The bear flag pattern is a bearish pattern that the market is most likely going to continue on the downtrend. This pattern manifests on the chart when you have a strong bearish momentum with large range candles and a small pullback with small range candles. This usually means that the bears are in control with little-to-no buying pressure. The large candles are an indicator that the bears can easily push the price lower. The small range candles show that there is some buying pressure, but it is most likely from the traders taking profit from their short positions. This clearly shows that if nothing changes, the market is most likely going to continue on a strong downtrend.
When trading the bear flag pattern, the location matters a lot. For instance, when the market is far from the moving average, you do not want to trade the bear flag because the price will most likely reverse higher. You should use the bear flag pattern as a signal to open a position when the price is near the moving average and when the bear flag pattern appears after a break of support.
Waiting for the bear flag after support has its benefits because:
- The risk-to-reward ratio is more favorable.
- The bulls are not showing any strength so you have a higher probability trade.

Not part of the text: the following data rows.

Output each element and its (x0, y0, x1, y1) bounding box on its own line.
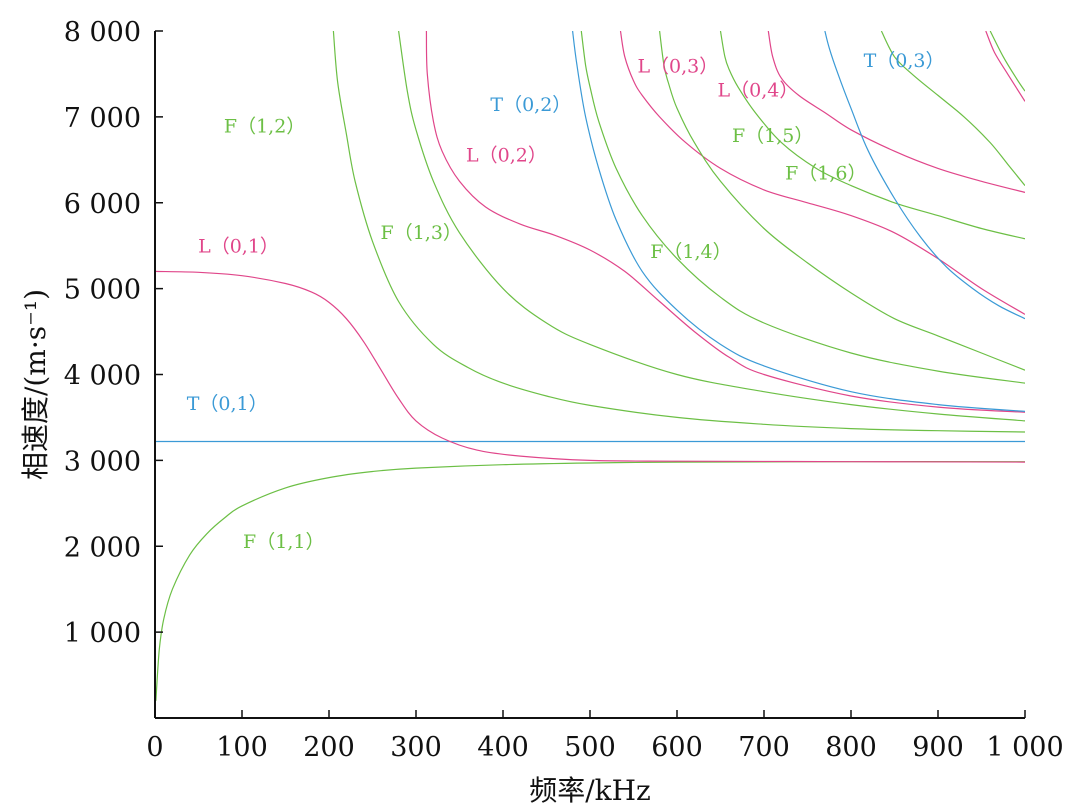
curve-f-1-8 (989, 31, 1025, 92)
curve-f-1-2 (332, 31, 1025, 433)
curve-f-1-6 (719, 31, 1025, 240)
curve-l-0-1 (155, 270, 1025, 463)
x-tick-label: 900 (912, 732, 964, 763)
x-axis-label: 频率/kHz (529, 774, 651, 807)
mode-label: L（0,4） (717, 79, 798, 101)
mode-labels: T（0,1） L（0,1） F（1,1） F（1,2） F（1,3） L（0,2） T（0,… (187, 50, 945, 553)
mode-label: L（0,3） (637, 55, 718, 77)
x-tick-label: 700 (738, 732, 790, 763)
y-tick-label: 7 000 (64, 103, 141, 134)
x-tick-label: 600 (651, 732, 703, 763)
x-tick-label: 300 (390, 732, 442, 763)
curve-l-0-2 (425, 31, 1025, 413)
x-tick-label: 400 (477, 732, 529, 763)
mode-label: F（1,1） (243, 531, 324, 553)
curve-f-1-3 (398, 31, 1025, 422)
y-tick-label: 1 000 (64, 618, 141, 649)
x-tick-label: 0 (146, 732, 163, 763)
x-tick-label: 100 (216, 732, 268, 763)
curve-f-1-1 (155, 461, 1025, 701)
mode-label: L（0,2） (466, 145, 547, 167)
mode-label: F（1,2） (224, 115, 305, 137)
curve-t-0-2 (572, 31, 1025, 412)
y-tick-label: 3 000 (64, 446, 141, 477)
y-tick-label: 8 000 (64, 17, 141, 48)
mode-label: F（1,5） (732, 125, 813, 147)
x-tick-label: 500 (564, 732, 616, 763)
curve-t-0-3 (824, 31, 1025, 320)
x-tick-label: 800 (825, 732, 877, 763)
mode-label: F（1,4） (650, 241, 731, 263)
mode-label: L（0,1） (198, 236, 279, 258)
curve-f-1-4 (580, 31, 1025, 384)
y-tick-label: 2 000 (64, 532, 141, 563)
y-axis-label: 相速度/(m·s⁻¹) (19, 289, 52, 480)
x-tick-label: 200 (303, 732, 355, 763)
y-tick-label: 5 000 (64, 275, 141, 306)
curve-f-1-7 (880, 31, 1025, 186)
mode-label: T（0,2） (490, 94, 571, 116)
curve-l-0-5 (985, 31, 1025, 102)
y-tick-label: 6 000 (64, 189, 141, 220)
dispersion-curves (155, 31, 1025, 701)
mode-label: F（1,6） (785, 163, 866, 185)
mode-label: F（1,3） (381, 222, 462, 244)
curve-l-0-4 (767, 31, 1025, 193)
mode-label: T（0,3） (864, 50, 945, 72)
curve-f-1-5 (659, 31, 1025, 371)
y-tick-label: 4 000 (64, 361, 141, 392)
x-tick-label: 1 000 (986, 732, 1063, 763)
mode-label: T（0,1） (187, 393, 268, 415)
curve-l-0-3 (619, 31, 1025, 315)
tick-labels: 0 100 200 300 400 500 600 700 800 900 1 000 1 000 2 … (64, 17, 1064, 763)
axes (154, 30, 1026, 719)
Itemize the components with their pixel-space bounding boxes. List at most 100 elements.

- Your stop loss can be set at a logical level, i.e. above the high of the bear flag).
Timing your entries when trading the bear flag
The bear flag chart is considered to be a trend continuation pattern. The trend pattern continues on a downtrend until a new support level is formed. The bear flag usually emerges as a trend consolidation channel, but soon, the price breaks below the support level and the bearish trend continues. For cryptocurrency traders, this is a clear signal for entry so that they can benefit from the downtrend.
To identify the bear flag, you need to point out two key elements, i.e. the pole and the flag. You also need to identify the volume indicator and the breakout. The pole coincides with the initial price decline and it is driven by a strong bearish momentum, and the flag is seen in a form of consolidation channel that comes after the price decline.
When the price is below the flag, i.e. the consolidation channel, then traders can place sell orders. You can use the pole to calculate how far the downtrend will go, but to be on the safer side, the height of the flag can be used to determine your profit channel.
The bear flag shows that an existing downtrend has been oversold and the market needs a rest. This usually means that after a steep price movement, the market will move in the opposite direction for a while, but when the pullback is over the price will continue to move in a downtrend.
Using the bear flag pattern as a signal to open a position requires patience for the bearsĀ to break below support. Often the risk involved may pay off in high rewards if the downtrend continues; especially if the bear flag pattern is closer to the moving average.